7-Up Cake, Georgia L. Cannon & Bernice Baine

Georgia L. Cannon of Delmar seems like she would have been a good one to have on your side. In 1983, when Delmar councilman Ed Feeney was asked to resign, Cannon penned a passionate letter to the Salisbury Daily Times. “Thank the Lord for someone who will stand firm in his beliefs,” she wrote. “I have heard Ed Feeney pray many times in our church for his fellow councilmen. I wonder if any one of them has ever said a prayer for him?”

From newspaper articles, I have a hard time grasping the finer points of Feeney’s scandal. I only know that Cannon had his back.

In April of that year, she wrote to the paper to honor a neighbor who had died. “Josh [Gibbs] was a familiar figure around town mowing lawns and raking leaves for people,” she said.

And in October, she wrote another letter bringing attention to Lynn Bogardus, Delmar’s Miss Fire Prevention who went on to win Miss Delaware, and Lisa and Eva Jackson who won awards in a baton twirling competition.

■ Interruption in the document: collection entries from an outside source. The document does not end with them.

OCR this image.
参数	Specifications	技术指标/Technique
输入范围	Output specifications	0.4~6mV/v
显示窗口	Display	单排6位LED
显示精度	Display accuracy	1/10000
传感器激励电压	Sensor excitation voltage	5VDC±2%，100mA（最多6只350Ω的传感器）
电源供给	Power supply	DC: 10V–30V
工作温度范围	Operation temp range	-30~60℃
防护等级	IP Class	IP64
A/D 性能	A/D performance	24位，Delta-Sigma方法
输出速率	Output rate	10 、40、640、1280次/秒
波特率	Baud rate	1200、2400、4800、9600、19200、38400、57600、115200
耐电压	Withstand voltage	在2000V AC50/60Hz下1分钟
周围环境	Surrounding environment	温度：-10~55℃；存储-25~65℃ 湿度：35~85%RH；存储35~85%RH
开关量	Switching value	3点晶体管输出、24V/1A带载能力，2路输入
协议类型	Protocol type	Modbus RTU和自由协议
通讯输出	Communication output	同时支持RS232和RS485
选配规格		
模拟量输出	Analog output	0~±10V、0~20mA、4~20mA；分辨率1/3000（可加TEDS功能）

Cannon clearly went out of her way to recognize others, but she also had some opinions on who could be doing better. In October 1981 she complained to the Times that a local police officer had taken the lord’s name in vain on television. In November she called out the Times for printing an image of a victim of a Haitian boat accident being pulled out of the water by one leg. “It looked to me as though the person was not important enough to be given a stretcher to remove his body from the water. Many of us would not treat an animal in this way… we are all ‘somebody’ in God’s sight.”

During the Clinton scandal in 1992, she again wrote to the Times to lament the state of the world. “Parents,” she wrote, “if you would like a real hero for your children to look up to, introduce them to the Lord Jesus Christ. He never lied, cheated or led anyone astray.”

Bernice Baine in a Purdue ad in the Salisbury Times, 1969

Elsewhere on the Delmarva peninsula, Bernice O. Baine spent her days working as a foreman for the Perdue chicken company. She retired from Purdue and took a job at Salisbury State University. With her spouse Robert Baine, she had two daughters and two grandchildren.

Baine also loved Jesus, and served as a Deaconess at the Mt. Zion Missionary Baptist church.

Baine lived from 1937 to 2015. Cannon was born in 1929 and died in 2000. Their lives may have never crossed paths, from their two towns on the Eastern Shore.
In 1983, however, the popular “Party Line” show on WICO produced a cookbook, and Georgia Cannon and Bernice Baine submitted the same recipe.

“What is Cooking on Party Line” included two recipes for 7-Up Cakes. One is made with cake mix and topped with a glaze. Cannon and Baine’s version was more of a pound cake.

Cakes made with sodas for sweetness, flavor and leavening have been around since at least the 1950s, and were especially popular in the South. 7-Up is perhaps the most famous of these, especially in proportion to the popularity of the beverage itself. In 1965, the Winston-Salem Journal in North Carolina wrote of a clerk at a grocery store who was confused and surprised by the suddenly swift sales of bottles of 7-Up. The clerk didn’t know that a recipe for 7-Up cake had been printed in the paper.

I have a hard time finding 7-Up these days, so I tried baking with a different carbonated citrus beverage: the now-ubiquitous LaCroix seltzer. I figured I would appreciate the lessened sweetness and the flavor would be interesting. (I ended up glazing the cake after it came out of the pan with an ugly top.)

Upon closer inspection, 7-Up doesn’t seem to really be pulling its weight, flavor-wise. My 7-Up cake recipes call for things like lemon cake mix, lemon zest, or in the case of Cannon and Baines’ recipe, lemon extract.

“What Is Cooking on Party Line” became a local favorite, beloved by many on the Eastern Shore who fondly remember the radio show or who simply enjoy the recipes. For me, of course, it is a treasure trove of stories of the colorful characters who quietly and not-so-quietly lived lives in Maryland.

Recipe:

  • 1.5 Cups butter
  • 3 Cups sugar
  • 5 eggs
  • 3 Cups unsifted flour
  • 2 Tablespoons lemon extract
  • .75 Cups 7-Up

Grease and flour tube pan. Bake at 325° for 1 1/2 hours.